Colombia
A Colômbia possui a terceira maior população da América Latina e, segundo seu censo de 2005, tem uma das maiores populações negras da região, tanto numérica quanto proporcionalmente: cerca de 4,5 milhões de pessoas se auto-identificam como negras, aproximadamente 11% do total . O país também é singular por ter uma região inteira - o litoral do Pacífico - onde mais de 80% da população é negra. Apesar disso, a presença de negros na Colômbia tem sido historicamente marginalizada. Ainda hoje, após 30 anos de políticas estatais multiculturalistas que aumentaram, até certo ponto, o reconhecimento, eles ainda são marginalizados em uma nação caracterizada por marcada desigualdade racial, além de atitudes e práticas racistas.
A população negra sempre ocupou uma posição marginal no cânone da arte colombiana. A representação das populações negras e indígenas tornou-se moda em meados do século XX, nas mãos de conhecidos artistas não negros e não indígenas, moldados por um acentuado exotismo e primitivismo. No entanto, a presença de artistas negros continuou a seri ignorada e invisibilizada.
As primeiras contribuições de negros e indígenas na arte colombiana remontam ao final do século XVIII, nas artes plásticas, e ao século XIX, na literatura. No entanto, elas só se tornaram mais conhecidas no cenário artístico nacional no século XX. Nessas expressões artísticas, referências ao racismo às vezes se sobrepunham a alusões à cultura popular ou a afirmações identitárias no âmbito do multiculturalismo. No entanto, a partir dos anos 2000, vários artistas afro-colombianos – e outros fora desse grupo – passaram a abordar o racismo de forma mais direta, usando experiências cotidianas como pontos de referência para suas criações artísticas, além de introduzir mecanismos de auto-representação na sua arte. Usando diversas formas expressivas, surgiu uma narrativa que desmantelou os estereótipos de afrodescendentes e combateu a rejeição de setores da classe trabalhadora racializada. Essas práticas artísticas construíram versões mais equilibradas da história do povo negro e colocaram sujeitos racializados no centro da paisagem artística, promovendo a afrorreferencialidade, inscrevendo-se nas lutas afrodiaspóricas e valorizando a estética afro como lugar de enunciação política. A luta contra o racismo na arte na Colômbia também questionou o legado colonial e a preeminência da branquitude como ordem social.
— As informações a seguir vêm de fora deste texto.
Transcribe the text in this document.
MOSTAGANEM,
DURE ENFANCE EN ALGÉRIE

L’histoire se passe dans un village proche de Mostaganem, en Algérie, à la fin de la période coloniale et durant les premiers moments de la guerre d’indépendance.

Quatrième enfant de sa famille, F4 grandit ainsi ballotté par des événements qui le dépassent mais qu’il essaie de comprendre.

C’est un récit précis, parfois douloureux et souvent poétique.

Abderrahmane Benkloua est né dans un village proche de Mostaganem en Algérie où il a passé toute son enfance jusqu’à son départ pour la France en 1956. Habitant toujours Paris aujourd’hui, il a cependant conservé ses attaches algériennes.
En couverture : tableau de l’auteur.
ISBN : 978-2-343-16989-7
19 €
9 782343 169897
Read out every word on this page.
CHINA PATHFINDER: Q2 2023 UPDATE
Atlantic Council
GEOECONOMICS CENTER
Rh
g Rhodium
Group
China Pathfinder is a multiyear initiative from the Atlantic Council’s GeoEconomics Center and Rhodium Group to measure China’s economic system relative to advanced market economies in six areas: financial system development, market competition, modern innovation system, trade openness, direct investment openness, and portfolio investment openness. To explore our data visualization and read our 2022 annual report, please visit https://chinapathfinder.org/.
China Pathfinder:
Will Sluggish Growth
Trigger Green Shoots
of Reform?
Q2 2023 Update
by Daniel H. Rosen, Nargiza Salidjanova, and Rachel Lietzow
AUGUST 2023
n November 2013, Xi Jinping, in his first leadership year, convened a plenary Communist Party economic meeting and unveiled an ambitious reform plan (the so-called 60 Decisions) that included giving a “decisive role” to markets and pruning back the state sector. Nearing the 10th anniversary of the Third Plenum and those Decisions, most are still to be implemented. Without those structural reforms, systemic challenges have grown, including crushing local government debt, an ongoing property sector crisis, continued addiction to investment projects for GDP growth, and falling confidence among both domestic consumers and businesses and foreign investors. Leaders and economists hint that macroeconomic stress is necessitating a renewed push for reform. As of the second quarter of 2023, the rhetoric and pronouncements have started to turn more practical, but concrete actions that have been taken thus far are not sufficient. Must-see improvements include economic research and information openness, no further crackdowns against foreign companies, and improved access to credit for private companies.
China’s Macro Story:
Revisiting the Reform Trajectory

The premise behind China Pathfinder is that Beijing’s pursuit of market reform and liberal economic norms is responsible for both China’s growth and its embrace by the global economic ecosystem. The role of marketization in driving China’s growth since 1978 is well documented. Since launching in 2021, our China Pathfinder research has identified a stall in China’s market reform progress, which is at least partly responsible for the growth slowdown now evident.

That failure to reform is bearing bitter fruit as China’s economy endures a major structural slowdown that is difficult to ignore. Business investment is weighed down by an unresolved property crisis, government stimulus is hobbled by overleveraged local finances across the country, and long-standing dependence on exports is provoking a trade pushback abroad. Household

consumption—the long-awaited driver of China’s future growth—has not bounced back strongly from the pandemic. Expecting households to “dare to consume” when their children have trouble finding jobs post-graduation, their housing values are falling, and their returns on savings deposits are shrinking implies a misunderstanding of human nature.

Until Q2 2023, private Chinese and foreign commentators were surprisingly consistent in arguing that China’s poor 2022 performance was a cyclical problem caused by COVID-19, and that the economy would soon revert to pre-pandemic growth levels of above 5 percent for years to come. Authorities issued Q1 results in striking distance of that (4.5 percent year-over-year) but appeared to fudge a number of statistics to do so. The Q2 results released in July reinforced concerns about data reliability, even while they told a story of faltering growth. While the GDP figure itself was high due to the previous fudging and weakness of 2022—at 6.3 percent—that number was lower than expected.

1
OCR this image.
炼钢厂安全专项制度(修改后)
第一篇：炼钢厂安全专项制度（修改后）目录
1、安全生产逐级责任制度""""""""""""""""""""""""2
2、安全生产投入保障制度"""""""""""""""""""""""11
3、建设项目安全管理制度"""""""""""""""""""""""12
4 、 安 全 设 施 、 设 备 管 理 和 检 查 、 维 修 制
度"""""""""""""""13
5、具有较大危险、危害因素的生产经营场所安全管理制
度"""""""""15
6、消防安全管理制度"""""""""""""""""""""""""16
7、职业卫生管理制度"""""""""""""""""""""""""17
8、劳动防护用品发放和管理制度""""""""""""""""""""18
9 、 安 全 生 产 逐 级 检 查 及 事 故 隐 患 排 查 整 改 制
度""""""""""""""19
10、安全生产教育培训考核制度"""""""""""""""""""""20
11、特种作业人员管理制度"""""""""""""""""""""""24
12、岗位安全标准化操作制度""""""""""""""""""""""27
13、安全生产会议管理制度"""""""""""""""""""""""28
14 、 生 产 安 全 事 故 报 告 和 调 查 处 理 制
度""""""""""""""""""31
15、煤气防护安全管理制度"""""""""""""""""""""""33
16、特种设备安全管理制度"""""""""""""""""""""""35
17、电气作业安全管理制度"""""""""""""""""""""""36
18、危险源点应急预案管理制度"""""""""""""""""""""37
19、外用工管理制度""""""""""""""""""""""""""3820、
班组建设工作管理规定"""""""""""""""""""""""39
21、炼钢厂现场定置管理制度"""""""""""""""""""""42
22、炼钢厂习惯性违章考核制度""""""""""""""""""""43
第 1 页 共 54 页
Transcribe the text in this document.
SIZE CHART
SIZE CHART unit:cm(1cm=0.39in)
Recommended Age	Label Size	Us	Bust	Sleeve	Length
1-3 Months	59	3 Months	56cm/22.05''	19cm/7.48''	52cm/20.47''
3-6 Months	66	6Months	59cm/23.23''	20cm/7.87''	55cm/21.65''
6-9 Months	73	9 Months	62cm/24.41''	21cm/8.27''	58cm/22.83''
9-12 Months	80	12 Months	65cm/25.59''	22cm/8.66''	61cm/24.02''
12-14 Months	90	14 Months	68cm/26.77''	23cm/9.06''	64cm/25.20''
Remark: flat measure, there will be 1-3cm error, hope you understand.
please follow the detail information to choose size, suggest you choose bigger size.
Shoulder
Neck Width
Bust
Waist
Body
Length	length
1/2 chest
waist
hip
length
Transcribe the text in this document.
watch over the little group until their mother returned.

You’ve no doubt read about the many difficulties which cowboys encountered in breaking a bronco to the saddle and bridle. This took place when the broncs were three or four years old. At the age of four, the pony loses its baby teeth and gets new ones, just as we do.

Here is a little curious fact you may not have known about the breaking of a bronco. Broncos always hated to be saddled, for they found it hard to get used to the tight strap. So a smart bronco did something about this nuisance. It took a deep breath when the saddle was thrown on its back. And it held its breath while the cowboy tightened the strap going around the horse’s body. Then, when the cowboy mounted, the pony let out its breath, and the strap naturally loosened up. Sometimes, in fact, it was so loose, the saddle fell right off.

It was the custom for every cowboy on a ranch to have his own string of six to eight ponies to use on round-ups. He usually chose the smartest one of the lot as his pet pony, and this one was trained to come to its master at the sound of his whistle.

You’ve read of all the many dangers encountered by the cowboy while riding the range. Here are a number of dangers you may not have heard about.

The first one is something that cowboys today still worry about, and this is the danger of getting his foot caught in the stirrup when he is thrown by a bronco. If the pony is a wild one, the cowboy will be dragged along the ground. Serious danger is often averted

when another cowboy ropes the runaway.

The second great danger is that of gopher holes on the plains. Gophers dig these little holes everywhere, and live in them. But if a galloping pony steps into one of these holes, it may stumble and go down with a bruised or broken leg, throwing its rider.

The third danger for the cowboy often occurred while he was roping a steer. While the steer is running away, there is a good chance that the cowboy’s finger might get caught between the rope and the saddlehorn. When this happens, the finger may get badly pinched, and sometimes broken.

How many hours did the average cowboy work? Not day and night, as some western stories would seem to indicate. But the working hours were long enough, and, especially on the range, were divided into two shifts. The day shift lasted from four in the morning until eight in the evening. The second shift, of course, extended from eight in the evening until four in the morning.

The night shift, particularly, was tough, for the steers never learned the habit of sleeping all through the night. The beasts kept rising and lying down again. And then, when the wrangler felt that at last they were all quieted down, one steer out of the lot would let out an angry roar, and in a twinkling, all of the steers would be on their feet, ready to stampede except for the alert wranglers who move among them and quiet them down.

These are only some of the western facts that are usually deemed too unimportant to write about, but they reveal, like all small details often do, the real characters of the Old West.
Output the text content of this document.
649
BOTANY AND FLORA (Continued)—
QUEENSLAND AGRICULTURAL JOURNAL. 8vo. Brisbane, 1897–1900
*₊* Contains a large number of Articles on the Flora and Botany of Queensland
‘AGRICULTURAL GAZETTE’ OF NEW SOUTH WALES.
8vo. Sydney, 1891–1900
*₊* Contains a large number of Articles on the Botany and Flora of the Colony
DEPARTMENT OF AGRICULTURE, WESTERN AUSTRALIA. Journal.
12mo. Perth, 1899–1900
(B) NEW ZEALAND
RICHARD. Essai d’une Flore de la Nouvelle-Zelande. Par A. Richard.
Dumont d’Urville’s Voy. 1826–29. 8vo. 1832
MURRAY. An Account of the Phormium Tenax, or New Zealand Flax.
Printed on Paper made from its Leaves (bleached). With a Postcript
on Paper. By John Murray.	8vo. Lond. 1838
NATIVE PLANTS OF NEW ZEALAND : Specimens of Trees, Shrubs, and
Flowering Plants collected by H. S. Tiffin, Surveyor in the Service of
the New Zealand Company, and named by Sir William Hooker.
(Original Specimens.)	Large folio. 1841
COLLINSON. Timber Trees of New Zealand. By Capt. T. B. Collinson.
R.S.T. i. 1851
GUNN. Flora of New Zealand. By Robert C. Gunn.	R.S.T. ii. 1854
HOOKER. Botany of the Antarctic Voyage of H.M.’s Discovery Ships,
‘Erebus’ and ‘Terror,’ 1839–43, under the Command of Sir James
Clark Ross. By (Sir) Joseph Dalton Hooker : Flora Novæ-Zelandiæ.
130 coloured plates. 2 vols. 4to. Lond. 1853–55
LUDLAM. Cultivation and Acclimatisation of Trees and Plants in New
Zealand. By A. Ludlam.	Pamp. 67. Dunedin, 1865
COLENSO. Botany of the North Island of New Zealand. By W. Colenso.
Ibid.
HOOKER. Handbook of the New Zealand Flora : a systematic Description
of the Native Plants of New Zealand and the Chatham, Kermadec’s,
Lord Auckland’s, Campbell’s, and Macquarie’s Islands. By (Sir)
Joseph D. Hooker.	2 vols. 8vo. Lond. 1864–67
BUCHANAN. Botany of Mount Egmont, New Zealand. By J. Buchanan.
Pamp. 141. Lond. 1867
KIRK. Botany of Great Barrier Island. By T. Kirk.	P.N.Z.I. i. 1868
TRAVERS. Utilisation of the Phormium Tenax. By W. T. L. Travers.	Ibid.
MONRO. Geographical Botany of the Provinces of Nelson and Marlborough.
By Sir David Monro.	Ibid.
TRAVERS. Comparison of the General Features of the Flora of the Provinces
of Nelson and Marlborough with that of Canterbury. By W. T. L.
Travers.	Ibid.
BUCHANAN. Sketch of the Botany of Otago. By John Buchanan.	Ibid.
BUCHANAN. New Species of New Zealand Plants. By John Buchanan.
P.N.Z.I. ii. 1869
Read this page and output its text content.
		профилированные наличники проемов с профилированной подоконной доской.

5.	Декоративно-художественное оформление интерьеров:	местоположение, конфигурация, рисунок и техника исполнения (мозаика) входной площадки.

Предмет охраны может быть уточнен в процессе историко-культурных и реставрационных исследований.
Os artistas colombianos desta seção da exposição pertencem a redes locais e translocais de ativismo, de feminismo baseado em perspectivas decoloniais e de práticas artísticas comunitárias e participativas. A maioria tem trabalhado colaborativamente, apesar de estarem localizados em diferentes regiões da Colômbia. São também sujeitos que vivenciaram a racialização em seus corpos e os efeitos do estigma da “raça” como rótulo que sempre os acompanha. Suas práticas artísticas podem ser descritas como politicamente comprometidas com a transformação social estrutural e refletem, mais ou menos explicitamente, os efeitos que o racismo tem no cotidiano de corpos, pessoas, comunidades e territórios urbanos e rurais. Essas produções artísticas são enunciadas a partir de linguagens estéticas heterogêneas que mobilizam emoções e desafiam afetivamente o público por meio do movimento da dança, sons musicais afro-caribenhos, imagens fotográficas, gráficas e audiovisuais, retrato, vídeo e a musicalidade da poesia que evoca uma cultura afro-religiosa. Entre as estratégias narrativas que estxs artistas empregam em suas práticas encontram-se: questionar, comover, incomodar, satirizar, indignar, criticar, dignificar, negar e documentar experiências, entre outras.
Por fim, as obras aqui apresentadas pertencem a artistas que buscaram renovar as linguagens estéticas afro e decoloniais. De forma autoconsciente, suas práticas artísticas invadem espaços de arte hegemônicos na Colômbia com propostas não convencionais que buscam "afetar" o consenso estabelecido sobre as identidades afro e seus modos de ser e viver em sociedade. Por isso, essas práticas artísticas se baseiam em processos e métodos participativos de pesquisa-ação que incluem a documentação de religiosidades e danças tradicionais afrodescendentes, aprofundamento em arquivos familiares e a investigação de outras fontes históricas oficiais para explorar as contribuições dos negros para arte e a nação, além de apoiarem processos de reconstrução da memória comunitária através da fotografia e do vídeo, contribuindo assim para promover a afirmação da diferença racializada em termos mais inclusivos.